The Tastemakers is a new bi-monthly feature in which culture co-editor Jessica speaks with local influencers – Montreal’s “cultural curators,” be it in visual arts, filmmaking, or general coolness.
Any Montrealer with a even a slight inclination towards nocturnal activities has undoubtedly felt the buzz surrounding St. Laurent recently, all thanks to two new establishments that defy usual categories of the local club scene – Suwu and 3643 St. Laurent Apt. 200. These fresh institutions are remarkable in that they have been bringing together stylish individuals across multiple ‘scenes,’ uniting everyone over a mutual love of good drinks, great music, and vintage arcade games.

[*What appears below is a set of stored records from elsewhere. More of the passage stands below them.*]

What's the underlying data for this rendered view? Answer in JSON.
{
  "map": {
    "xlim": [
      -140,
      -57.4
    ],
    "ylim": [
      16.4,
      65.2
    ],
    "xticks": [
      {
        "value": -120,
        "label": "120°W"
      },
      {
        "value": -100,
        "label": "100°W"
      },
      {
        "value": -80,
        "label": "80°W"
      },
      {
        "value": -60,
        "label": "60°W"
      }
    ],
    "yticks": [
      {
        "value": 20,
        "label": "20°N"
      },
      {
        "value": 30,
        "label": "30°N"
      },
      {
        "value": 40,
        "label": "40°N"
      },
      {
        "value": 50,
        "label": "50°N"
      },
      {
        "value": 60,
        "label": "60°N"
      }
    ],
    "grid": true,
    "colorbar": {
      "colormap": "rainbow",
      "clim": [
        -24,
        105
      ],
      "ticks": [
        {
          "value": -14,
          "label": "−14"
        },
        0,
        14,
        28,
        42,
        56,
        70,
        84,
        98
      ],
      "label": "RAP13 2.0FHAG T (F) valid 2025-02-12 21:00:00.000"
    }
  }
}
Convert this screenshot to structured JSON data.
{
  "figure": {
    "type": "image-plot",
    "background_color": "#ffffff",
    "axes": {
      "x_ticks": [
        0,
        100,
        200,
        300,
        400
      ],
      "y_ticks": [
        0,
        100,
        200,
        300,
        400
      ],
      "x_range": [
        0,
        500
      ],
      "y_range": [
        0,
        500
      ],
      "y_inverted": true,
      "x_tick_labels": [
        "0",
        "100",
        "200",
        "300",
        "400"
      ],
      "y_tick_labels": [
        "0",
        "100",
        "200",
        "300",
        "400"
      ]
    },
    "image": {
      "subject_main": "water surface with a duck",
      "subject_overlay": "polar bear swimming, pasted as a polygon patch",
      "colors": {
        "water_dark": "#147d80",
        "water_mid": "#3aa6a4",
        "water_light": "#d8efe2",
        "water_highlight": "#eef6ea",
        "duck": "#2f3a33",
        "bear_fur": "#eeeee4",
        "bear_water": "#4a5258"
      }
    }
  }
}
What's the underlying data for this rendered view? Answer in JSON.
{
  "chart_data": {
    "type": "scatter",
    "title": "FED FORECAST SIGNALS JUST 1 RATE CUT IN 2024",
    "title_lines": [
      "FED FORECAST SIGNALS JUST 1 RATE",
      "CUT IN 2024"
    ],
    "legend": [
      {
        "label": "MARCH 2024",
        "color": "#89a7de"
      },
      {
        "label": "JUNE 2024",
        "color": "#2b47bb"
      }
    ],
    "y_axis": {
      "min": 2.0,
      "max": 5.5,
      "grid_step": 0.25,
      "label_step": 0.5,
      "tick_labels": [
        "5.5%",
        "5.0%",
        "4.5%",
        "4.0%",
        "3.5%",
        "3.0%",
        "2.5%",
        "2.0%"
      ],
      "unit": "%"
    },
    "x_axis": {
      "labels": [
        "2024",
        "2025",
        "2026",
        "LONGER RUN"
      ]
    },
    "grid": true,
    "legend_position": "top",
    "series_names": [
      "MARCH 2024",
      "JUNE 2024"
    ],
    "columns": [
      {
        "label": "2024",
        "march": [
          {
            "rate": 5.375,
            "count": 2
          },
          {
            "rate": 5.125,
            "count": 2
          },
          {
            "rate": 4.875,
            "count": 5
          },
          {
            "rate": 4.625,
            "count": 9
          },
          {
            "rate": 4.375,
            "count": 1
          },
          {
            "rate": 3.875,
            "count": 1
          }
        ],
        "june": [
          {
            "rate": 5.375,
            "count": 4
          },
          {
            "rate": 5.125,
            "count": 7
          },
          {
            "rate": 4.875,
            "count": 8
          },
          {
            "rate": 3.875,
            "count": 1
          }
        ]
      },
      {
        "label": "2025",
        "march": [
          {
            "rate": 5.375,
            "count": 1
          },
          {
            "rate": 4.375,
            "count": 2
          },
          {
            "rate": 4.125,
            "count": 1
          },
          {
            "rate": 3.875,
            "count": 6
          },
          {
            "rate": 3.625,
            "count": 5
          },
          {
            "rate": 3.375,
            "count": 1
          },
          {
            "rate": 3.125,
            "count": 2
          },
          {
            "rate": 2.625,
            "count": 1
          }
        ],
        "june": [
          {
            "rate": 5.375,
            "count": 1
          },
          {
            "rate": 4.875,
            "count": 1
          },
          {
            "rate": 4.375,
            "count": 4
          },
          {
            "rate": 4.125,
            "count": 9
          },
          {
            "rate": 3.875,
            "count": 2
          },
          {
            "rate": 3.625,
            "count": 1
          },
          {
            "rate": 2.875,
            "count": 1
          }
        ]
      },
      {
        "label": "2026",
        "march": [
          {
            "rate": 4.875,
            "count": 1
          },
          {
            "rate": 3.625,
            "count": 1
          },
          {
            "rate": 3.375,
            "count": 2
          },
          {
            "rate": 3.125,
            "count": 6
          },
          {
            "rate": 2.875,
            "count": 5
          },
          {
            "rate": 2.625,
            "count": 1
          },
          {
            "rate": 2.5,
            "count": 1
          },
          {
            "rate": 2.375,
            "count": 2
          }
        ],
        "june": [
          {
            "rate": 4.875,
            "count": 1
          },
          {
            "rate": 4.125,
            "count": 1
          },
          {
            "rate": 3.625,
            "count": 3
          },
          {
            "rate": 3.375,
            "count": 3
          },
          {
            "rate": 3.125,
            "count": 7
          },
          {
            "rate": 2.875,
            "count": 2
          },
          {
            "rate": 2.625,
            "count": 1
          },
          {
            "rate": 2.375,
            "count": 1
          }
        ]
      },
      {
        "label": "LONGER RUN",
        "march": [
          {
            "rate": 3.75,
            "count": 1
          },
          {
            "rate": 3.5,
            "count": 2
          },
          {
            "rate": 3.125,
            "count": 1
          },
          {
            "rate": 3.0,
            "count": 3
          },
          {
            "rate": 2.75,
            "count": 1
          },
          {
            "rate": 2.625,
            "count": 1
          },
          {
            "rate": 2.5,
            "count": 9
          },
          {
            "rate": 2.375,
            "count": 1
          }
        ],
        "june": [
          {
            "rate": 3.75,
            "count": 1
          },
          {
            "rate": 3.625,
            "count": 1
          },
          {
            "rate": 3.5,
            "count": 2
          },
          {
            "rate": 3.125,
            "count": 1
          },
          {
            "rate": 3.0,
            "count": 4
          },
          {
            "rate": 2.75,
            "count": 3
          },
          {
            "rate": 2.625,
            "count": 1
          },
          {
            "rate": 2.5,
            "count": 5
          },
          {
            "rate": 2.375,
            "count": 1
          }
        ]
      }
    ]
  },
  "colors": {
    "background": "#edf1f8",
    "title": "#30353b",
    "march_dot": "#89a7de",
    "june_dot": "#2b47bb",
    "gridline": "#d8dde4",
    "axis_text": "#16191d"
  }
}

One of the men behind these tour-de-force clubs, Zach Macklovitch, is also behind promotional behemoth Saintwoods, responsible for putting on some of the coolest parties Montreal has seen as of late. Through Saintwoods, he’s worked with nearly everyone – from big names like Calvin Harris and Deadmau5, to rising producers like Cyril Hahn and Moon Boots, just to name a few. Zach himself hails from the West Island – and at only 23, his accomplishments are dizzying. Perhaps it has something to do with his incessant energy: when we entered the sleek Saintwoods offices to interview the man in charge, we were met with a flurry of activity and construction. Zach stood at the center of the action, directing his cohorts this way and that. Spotting us, he bounded over, apologizing profusely and explaining that they were in the process of expanding their offices, hoping to turn the upstairs portion into a photography/artist’s studio (the bottom level is already attached to street-art gallery Station 16).
We decided to do the interview at Apt. 200. Walking over, Zach stopped to double kiss three separate people – over a single block. “I guess you could say all of St. Laurent is your office, right?” I asked. Zach laughed good-humouredly but said nothing.
Settling into Apt. 200’s plushy couches, Zach takes us back to a bygone era on The Main. “It was a different time in the early 2000s – you’d go clubbing when you were like 15, 16 years old,” he reminisces. “I got bit by the bug early being taken out by my friend’s uncles.” A classic Montreal tale, but times have changed: St. Laurent businesses are closing, and that famous stretch between Sherbrooke and Rachel lacks the dynamic air it once had.
Zach Macklovitch, however, still saw potential. Him and his partner, Nathan Gannage, approached the owners of flailing Gino hotspot Cafeteria and asked if they could rebrand their club; soon after, it turned into Suwu, and a few months later Apt. 200 opened for business. Running two successful clubs and a promotional company is no piece of cake, but Zach thrives on being overloaded. “I always put a lot of stuff on my plate and just make sure it gets done,” he says. “We work quick, there is no point in elongating something. If you can do it quickly then do it quickly and move on.”
Hence, Zach’s refreshingly simple approach to hard work. It’s this simplicity in attitude which has carried over to his bars and parties – on any given night, you can see “kids from McGill, kids from the Plateau, black kids, white kids, gay kids and straight kids,” as he puts it, “and everyone is having a dope time.” Saintwoods, Suwu, and Apt. 200 have become the antidote to the cliquy nature of Montreal’s very divided nightlife scene. Zach is a sort of neo-hippie businessman, bringing diverse individuals together with a unified goal of hedonism.
“We gotta work together, Montreal isn’t a big enough city to be cliquy,” Zach warns. “Cities collapse these days. We gotta break down these cliques for businesses to thrive.” He sees a lot of potential in his native city, however. “We have a great arts scene, we have great musicians, and an accessible night scene,” he says. “People just don’t hustle here like they do in Toronto or New York.”
Zach’s ultimate take away message to young Montrealers: work hard and don’t be a snob. “It’s very easy to open a shitty bar, you don’t have to,” he says. “It’s the people who go above and beyond, the people who really hustle hard, that I respect.”